Scientists regularly draw ideas from the natural world in a bid to improve robotic performance, and when it comes to soft robots that swim, motion in the ocean is a rich source of inspiration. The latest creation to emerge in this space is a soft robot modeled on the manta ray that mimics the butterfly stroke in humans to move through the water with unparalleled speed.
They developed two types of butterfly bots: one that can reach a speed of 3.74 body lengths per second, which is 4.8 times faster than the reported fastest flapping soft swimmer, and the other with sideways maneuverability, one that can take sharp turns to the left or right with a high turning speed of 157 °/sec and move at a speed of 1.7 body lengths per second.
The soft robotic swimmer can achieve a higher Strouhal number between 0.2 and 0.4 for efficient propulsion, which is used to assess the energy efficiency of flying and swimming animals relating to forward speed, amplitude, and flapping frequency, while its value varies between 0.25 and 0.35 for flapping foils. The swimming bots weigh only 2.8 g.
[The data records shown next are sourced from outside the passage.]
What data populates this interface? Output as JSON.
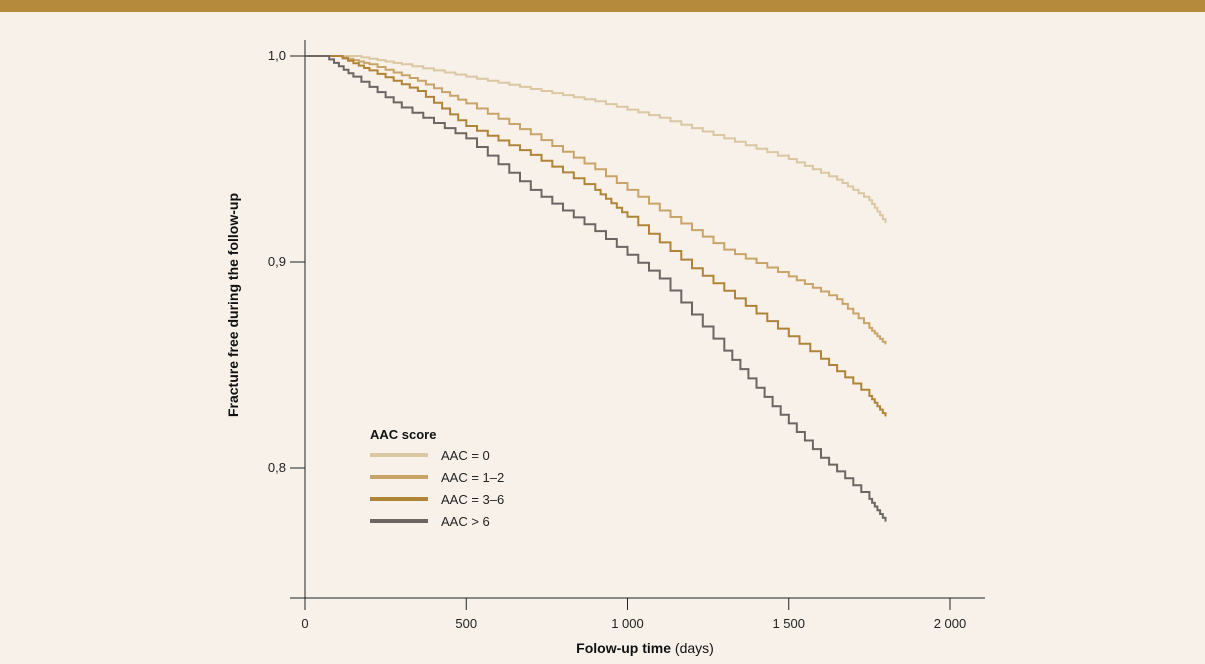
{
  "colors": {
    "header_band": "#b58a3c",
    "background": "#f7f1ea"
  },
  "chart_data": {
    "type": "line",
    "step": true,
    "xlabel_bold": "Folow-up time",
    "xlabel_unit": " (days)",
    "ylabel": "Fracture free during the follow-up",
    "xlim": [
      0,
      2000
    ],
    "ylim": [
      0.8,
      1.0
    ],
    "x_ticks": [
      0,
      500,
      1000,
      1500,
      2000
    ],
    "x_tick_labels": [
      "0",
      "500",
      "1 000",
      "1 500",
      "2 000"
    ],
    "y_ticks": [
      1.0,
      0.9,
      0.8
    ],
    "y_tick_labels": [
      "1,0",
      "0,9",
      "0,8"
    ],
    "grid": false,
    "legend": {
      "title": "AAC score",
      "position": "lower-left"
    },
    "series": [
      {
        "name": "AAC = 0",
        "color": "#dcc7a3",
        "points": [
          [
            0,
            1.0
          ],
          [
            150,
            1.0
          ],
          [
            300,
            0.996
          ],
          [
            500,
            0.99
          ],
          [
            700,
            0.984
          ],
          [
            900,
            0.978
          ],
          [
            1100,
            0.97
          ],
          [
            1300,
            0.96
          ],
          [
            1500,
            0.95
          ],
          [
            1650,
            0.94
          ],
          [
            1750,
            0.93
          ],
          [
            1800,
            0.919
          ]
        ]
      },
      {
        "name": "AAC = 1–2",
        "color": "#c9a468",
        "points": [
          [
            0,
            1.0
          ],
          [
            100,
            1.0
          ],
          [
            200,
            0.996
          ],
          [
            350,
            0.988
          ],
          [
            500,
            0.977
          ],
          [
            700,
            0.962
          ],
          [
            900,
            0.945
          ],
          [
            1100,
            0.925
          ],
          [
            1300,
            0.906
          ],
          [
            1500,
            0.893
          ],
          [
            1650,
            0.882
          ],
          [
            1750,
            0.868
          ],
          [
            1800,
            0.86
          ]
        ]
      },
      {
        "name": "AAC = 3–6",
        "color": "#b08436",
        "points": [
          [
            0,
            1.0
          ],
          [
            100,
            1.0
          ],
          [
            200,
            0.993
          ],
          [
            350,
            0.983
          ],
          [
            500,
            0.966
          ],
          [
            700,
            0.952
          ],
          [
            900,
            0.935
          ],
          [
            1000,
            0.922
          ],
          [
            1200,
            0.897
          ],
          [
            1400,
            0.875
          ],
          [
            1600,
            0.853
          ],
          [
            1750,
            0.835
          ],
          [
            1800,
            0.825
          ]
        ]
      },
      {
        "name": "AAC > 6",
        "color": "#6b6663",
        "points": [
          [
            0,
            1.0
          ],
          [
            60,
            1.0
          ],
          [
            150,
            0.99
          ],
          [
            300,
            0.975
          ],
          [
            500,
            0.96
          ],
          [
            700,
            0.935
          ],
          [
            900,
            0.915
          ],
          [
            1100,
            0.892
          ],
          [
            1300,
            0.857
          ],
          [
            1450,
            0.83
          ],
          [
            1600,
            0.805
          ],
          [
            1750,
            0.785
          ],
          [
            1800,
            0.774
          ]
        ]
      }
    ]
  }
}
The two variations are achieved with a different number of drive units attached to the wings. While the faster robot is attached to one drive unit to give it a better speed with restricted sideways movement, the maneuverable bot is equipped with two drive units so that only one of its wings can be activated for it to take a sideways turn.
Although the prototype provides a promising proof of concept, it is not without limitations. For butterfly bots, the central body is tethered with pumping tubes, adding significant weight to the body. He said they are working to improvise it into an untethered and autonomous one.